Newsletter Boletim informativo Events Eventos Podcasts Vídeos Africanews
Loader
Encontra-nos
Publicidade

Procuradora-geral dos EUA em conflito com legisladores sobre ficheiros Epstein

A Procuradora-Geral dos EUA, Pam Bondi, chega para testemunhar perante uma audiência de supervisão do Comité Judiciário da Câmara dos Representantes, no Capitólio, em Washington, a 11 de fevereiro de 2026
A Procuradora-Geral dos EUA, Pam Bondi, chega para testemunhar perante uma audiência de supervisão do Comité Judiciário da Câmara dos Representantes, no Capitólio, em Washington, a 11 de fevereiro de 2026 Direitos de autor  AP Photo
Direitos de autor AP Photo
De Euronews
Publicado a Últimas notícias
Partilhar Comentários
Partilhar Close Button

Pam Bondi enfrentou duras críticas no Congresso dos EUA por causa dos erros de redação dos documentos de Epstein, entrando em conflito com os legisladores. A procuradora-gerala não pediu desculpas diretamente às vítimas durante uma audiência acalorada na quarta-feira.

A procuradora-geral dos Estados Unidos, Pam Bondi, discutiu com os legisladores democratas durante uma audiência combativa no Congresso, na quarta-feira, dominada por perguntas sobre a divulgação de documentos do caso Jeffrey Epstein pelo Departamento de Justiça.

PUBLICIDADE
PUBLICIDADE

Bondi também se recusou a encarar as vítimas de Epstein, sentadas atrás de si, quando lhe foi pedido que pedisse desculpa pelo facto de o departamento não ter ocultado os seus nomes, ao mesmo tempo ocultou em pormenor a informação sobre outras pessoas mencionadas nos dossiers.

Durante o discurso de abertura, Bondi disse às vítimas de Epstein que "lamentava profundamente" o que tinham sofrido e exortou-as a denunciarem os abusos às autoridades.

No entanto, Bondi respondeu: "Não me vou meter na sarjeta por causa da sua teatralidade", depois de ter sido pressionada pela deputada Pramila Jayapal, democrata do estado de Washington, que tinha pedido aos sobreviventes que não puderam reunir-se com o Departamento de Justiça dos EUA que se levantassem e erguessem as mãos. Várias mulheres fizeram-no.

A procuradora-geral também trocou farpas com vários legisladores durante a audiência de mais de cinco horas perante a Comissão Judiciária da Câmara dos Representantes- Chamou ao democrata Jamie Raskin de "advogado falhado e desbotado" e acusou o deputado Thomas Massie, do Kentucky, de "síndrome de desorientação de Trump", depois de o republicano ter criticado a forma como ela lidou com os processos.

Não há provas da existência de uma lista de clientes

Em julho de 2025, o Departamento de Justiça dos EUA afirmou ter concluído uma análise e determinado que não existia qualquer "lista de clientes" de Epstein, contradizendo sugestões anteriores de Bondi de que essa lista estava a ser analisada.

Numa entrevista à Fox News, em fevereiro de 2025, Bondi disse que a lista estava "na minha secretária para ser revista". Mais tarde, esclareceu que estava a referir-se ao conjunto dos ficheiros de Epstein e não a uma lista específica de clientes.

Este reconhecimento desencadeou a pressão dos conservadores que levou o Congresso a aprovar a legislação sobre transparência.

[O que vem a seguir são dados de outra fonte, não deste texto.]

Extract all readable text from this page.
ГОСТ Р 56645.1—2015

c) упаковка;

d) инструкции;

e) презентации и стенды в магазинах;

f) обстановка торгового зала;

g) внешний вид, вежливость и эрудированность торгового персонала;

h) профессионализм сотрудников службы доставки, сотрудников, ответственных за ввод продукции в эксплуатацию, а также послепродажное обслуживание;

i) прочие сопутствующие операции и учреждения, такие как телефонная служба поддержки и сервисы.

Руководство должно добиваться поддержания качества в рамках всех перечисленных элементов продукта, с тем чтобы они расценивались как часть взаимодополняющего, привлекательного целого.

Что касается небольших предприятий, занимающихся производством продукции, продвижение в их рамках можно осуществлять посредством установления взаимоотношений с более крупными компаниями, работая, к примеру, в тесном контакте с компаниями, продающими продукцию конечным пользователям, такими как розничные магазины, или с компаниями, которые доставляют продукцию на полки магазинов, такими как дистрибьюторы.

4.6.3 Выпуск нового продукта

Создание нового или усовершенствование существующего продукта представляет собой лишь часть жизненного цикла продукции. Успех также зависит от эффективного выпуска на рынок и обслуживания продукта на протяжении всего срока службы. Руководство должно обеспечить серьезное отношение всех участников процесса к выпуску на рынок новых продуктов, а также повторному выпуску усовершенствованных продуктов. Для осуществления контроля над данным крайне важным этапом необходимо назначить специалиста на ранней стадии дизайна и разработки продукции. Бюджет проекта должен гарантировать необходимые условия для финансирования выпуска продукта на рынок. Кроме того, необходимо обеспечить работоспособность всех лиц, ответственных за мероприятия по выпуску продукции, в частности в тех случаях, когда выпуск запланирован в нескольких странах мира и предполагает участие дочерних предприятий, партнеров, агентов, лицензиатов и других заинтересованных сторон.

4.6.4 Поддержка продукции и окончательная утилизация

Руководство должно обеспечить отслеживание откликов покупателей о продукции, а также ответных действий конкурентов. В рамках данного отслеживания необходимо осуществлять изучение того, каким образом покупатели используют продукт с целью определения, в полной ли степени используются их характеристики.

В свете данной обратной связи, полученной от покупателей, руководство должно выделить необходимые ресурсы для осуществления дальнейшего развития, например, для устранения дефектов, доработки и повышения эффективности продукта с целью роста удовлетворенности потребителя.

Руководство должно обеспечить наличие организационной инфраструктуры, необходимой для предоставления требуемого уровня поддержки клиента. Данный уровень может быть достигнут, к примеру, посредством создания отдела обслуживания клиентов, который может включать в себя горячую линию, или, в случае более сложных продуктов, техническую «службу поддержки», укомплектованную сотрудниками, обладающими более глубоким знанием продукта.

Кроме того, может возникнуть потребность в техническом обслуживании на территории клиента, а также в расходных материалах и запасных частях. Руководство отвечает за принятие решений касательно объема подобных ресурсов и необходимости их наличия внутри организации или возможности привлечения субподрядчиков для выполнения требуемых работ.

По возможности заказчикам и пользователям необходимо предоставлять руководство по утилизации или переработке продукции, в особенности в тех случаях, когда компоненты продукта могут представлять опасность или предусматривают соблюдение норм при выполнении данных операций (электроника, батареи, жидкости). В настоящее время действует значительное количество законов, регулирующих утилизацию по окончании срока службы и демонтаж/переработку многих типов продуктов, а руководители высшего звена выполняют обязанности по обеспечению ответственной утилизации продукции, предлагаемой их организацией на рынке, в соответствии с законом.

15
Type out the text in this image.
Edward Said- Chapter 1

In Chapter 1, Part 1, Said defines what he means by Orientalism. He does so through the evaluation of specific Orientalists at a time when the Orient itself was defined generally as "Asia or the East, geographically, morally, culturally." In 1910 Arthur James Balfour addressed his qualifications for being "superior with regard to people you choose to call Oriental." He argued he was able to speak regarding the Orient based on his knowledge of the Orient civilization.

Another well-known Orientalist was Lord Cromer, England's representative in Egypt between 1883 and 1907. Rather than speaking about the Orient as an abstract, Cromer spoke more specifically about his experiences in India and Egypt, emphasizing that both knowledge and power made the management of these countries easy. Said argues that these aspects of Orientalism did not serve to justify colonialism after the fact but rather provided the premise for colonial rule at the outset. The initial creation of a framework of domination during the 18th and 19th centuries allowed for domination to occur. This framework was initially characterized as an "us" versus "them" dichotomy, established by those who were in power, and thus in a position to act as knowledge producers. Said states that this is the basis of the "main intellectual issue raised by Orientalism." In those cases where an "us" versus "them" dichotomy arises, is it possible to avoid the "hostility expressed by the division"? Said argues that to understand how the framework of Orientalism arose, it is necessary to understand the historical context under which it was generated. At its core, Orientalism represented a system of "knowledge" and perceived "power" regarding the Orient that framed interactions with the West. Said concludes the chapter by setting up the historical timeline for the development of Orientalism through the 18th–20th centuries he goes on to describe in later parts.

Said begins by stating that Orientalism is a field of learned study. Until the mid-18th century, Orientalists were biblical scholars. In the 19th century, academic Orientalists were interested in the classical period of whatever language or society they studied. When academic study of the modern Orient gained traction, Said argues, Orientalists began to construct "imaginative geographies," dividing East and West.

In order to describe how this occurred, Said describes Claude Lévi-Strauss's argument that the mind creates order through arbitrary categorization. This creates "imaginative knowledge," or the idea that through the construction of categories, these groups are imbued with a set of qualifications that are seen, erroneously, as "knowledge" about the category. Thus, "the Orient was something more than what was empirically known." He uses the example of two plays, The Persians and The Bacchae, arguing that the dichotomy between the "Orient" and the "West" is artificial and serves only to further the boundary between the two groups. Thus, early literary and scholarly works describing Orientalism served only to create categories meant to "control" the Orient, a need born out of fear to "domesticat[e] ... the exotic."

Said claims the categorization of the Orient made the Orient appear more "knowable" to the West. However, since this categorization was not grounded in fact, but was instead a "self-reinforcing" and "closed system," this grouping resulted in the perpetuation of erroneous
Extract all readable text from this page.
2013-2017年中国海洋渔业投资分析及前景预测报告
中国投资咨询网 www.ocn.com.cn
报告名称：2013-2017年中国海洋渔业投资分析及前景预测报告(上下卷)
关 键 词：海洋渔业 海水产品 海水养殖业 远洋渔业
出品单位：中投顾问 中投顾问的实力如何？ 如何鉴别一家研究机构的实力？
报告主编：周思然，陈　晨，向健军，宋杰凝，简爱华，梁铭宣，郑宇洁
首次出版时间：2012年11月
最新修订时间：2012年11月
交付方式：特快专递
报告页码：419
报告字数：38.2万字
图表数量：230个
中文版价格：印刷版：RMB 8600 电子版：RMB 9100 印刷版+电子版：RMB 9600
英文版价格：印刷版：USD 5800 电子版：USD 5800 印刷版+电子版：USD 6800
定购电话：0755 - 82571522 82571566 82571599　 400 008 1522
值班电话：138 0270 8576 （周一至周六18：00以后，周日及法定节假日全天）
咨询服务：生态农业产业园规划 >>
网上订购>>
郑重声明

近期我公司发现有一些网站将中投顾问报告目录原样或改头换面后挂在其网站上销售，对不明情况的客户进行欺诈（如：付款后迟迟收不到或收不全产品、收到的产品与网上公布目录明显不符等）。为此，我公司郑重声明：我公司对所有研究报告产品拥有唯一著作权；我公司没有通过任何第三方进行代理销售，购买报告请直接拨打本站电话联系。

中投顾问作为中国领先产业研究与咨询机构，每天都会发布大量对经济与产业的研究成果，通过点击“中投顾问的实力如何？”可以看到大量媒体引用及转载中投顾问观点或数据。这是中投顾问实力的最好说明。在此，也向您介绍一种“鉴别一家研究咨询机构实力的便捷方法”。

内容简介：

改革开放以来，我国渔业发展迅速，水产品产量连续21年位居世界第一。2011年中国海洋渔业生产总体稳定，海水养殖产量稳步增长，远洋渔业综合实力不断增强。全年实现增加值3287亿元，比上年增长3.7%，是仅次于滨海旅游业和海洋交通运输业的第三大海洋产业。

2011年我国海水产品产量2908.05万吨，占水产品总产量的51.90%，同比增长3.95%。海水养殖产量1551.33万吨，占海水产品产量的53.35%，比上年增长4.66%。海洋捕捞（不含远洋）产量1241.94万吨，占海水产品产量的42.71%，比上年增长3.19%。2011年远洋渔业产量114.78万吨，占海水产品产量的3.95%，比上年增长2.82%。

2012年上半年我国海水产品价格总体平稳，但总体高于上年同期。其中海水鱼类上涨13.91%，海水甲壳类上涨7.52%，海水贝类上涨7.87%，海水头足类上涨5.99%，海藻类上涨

Bondi distribuiu pastas com documentos sobre Epstein a influenciadores das redes sociais na Casa Branca em fevereiro de 2025, mas os materiais não incluíam novas revelações, o que intensificou os apelos à divulgação total.

O deputado Chip Roy, um republicano do Texas, perguntou na quarta-feira se o Departamento de Justiça planejava processar mais alguém no caso Epstein. Bondi disse que "temos investigações pendentes", mas não quis entrar em pormenores.

O presidente dos EUA, Donald Trump, já apelou anteriormente à instauração de processos contra vários democratas proeminentes cujos nomes aparecem nos ficheiros, incluindo o antigo presidente Bill Clinton. Os ficheiros também fazem referência ao secretário do Comércio, Howard Lutnick, e a outros altos funcionários da administração Trump.

Massie, que é coautor da legislação que obriga à divulgação dos documentos, disse a Bondi: "Literalmente, a pior coisa que podias fazer aos sobreviventes, fizeste-a".

O presidente do comité republicano, Jim Jordan, elogiou Bondi pelo que ele descreveu como uma reversão das ações do Departamento de Justiça do presidente Joe Biden, que os republicanos dizem que visam injustamente os conservadores, incluindo Trump.

"Que diferença faz um ano", disse Jordan. "Sob o comando da procuradora-geral Bondi, o DOJ retornou às suas missões principais - defender o Estado de Direito, ir atrás dos bandidos e manter os americanos seguros."

Primeiro ano de Bondi como procuradora-geral

A aparição de Bondi ocorreu um ano após o início do seu mandato no Departamento de Justiça, um período marcado por mudanças significativas nas tradições de longa data do departamento.

O Senado confirmou Bondi por 54-46 votos a 4 de fevereiro de 2025, com apenas um democrata, o senador John Fetterman da Pensilvânia, a apoiar a sua nomeação. Foi empossada no dia seguinte pelo juiz do Supremo Tribunal, Clarence Thomas.

Desde que assumiu o cargo, Bondi supervisionou o despedimento de procuradores de carreira e de funcionários do FBI que trabalharam em casos que envolviam Donald Trump ou o motim de 6 de janeiro de 2021 no Capitólio. O departamento também investigou e processou oponentes proeminentes de Trump, enquanto abandonou casos contra seus aliados.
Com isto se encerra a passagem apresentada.